A political outsider who ran on a promise to “break the status quo,” Milei’s economic platform rested on a desire to dollarize the Argentinian economy. Dollarization means the country would give up the Argentine peso and use the US dollar as its currency.
If enacted, the policy would hurl the nation into unknown territory: No country of Argentina’s size has previously turned over the reins of its own monetary policy to Washington decisionmakers.
Ecuador and El Salvador have also dollarized their economies to combat inflation.

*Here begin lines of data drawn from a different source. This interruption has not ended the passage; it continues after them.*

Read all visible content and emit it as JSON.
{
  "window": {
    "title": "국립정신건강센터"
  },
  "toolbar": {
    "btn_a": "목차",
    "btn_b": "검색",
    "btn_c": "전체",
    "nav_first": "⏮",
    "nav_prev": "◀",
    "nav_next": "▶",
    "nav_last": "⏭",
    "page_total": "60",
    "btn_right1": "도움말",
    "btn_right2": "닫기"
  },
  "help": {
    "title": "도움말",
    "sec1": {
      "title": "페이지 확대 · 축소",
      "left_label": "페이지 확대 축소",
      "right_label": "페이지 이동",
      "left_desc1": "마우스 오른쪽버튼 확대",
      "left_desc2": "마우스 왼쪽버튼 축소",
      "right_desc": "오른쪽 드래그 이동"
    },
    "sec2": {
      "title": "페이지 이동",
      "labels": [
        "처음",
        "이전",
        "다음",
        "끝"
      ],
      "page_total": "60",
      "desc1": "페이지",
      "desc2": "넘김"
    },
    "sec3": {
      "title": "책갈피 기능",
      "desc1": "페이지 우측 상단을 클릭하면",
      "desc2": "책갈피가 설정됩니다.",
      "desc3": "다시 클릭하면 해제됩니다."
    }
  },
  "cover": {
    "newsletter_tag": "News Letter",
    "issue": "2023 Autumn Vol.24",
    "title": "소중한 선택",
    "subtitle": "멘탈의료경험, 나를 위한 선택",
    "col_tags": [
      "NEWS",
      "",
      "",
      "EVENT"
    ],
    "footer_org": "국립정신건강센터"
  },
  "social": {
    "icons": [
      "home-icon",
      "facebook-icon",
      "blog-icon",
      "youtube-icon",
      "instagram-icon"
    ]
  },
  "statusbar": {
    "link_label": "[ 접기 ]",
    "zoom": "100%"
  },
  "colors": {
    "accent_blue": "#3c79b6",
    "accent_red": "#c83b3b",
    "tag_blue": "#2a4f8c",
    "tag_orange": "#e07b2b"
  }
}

Argentina has one of the world’s highest inflation rates; data released last week showed that prices rose 142% year-over-year. Milei’s proposal to switch Argentina’s currency from the peso to the US dollar rests on the argument that the dollar is stronger than the peso and, unlike the peso, cannot be printed at will.
His vision has drawn international attention and a number of warnings from critics, who refer to the move as a straightjacket, saying that dollarization results in a country losing autonomy to influence the economy through monetary policy moves such as interest rate changes.
Sergio Massa, the country’s current economy minister and Milei’s run-off opponent, had criticized the plan for dollarization as a surrender of national sovereignty.
Proponents of the plan, including analysts from the Cato Institute, a libertarian economic think tank based in Washington, DC, favor the move as a practical strategy to tame what has been a decades-long problem.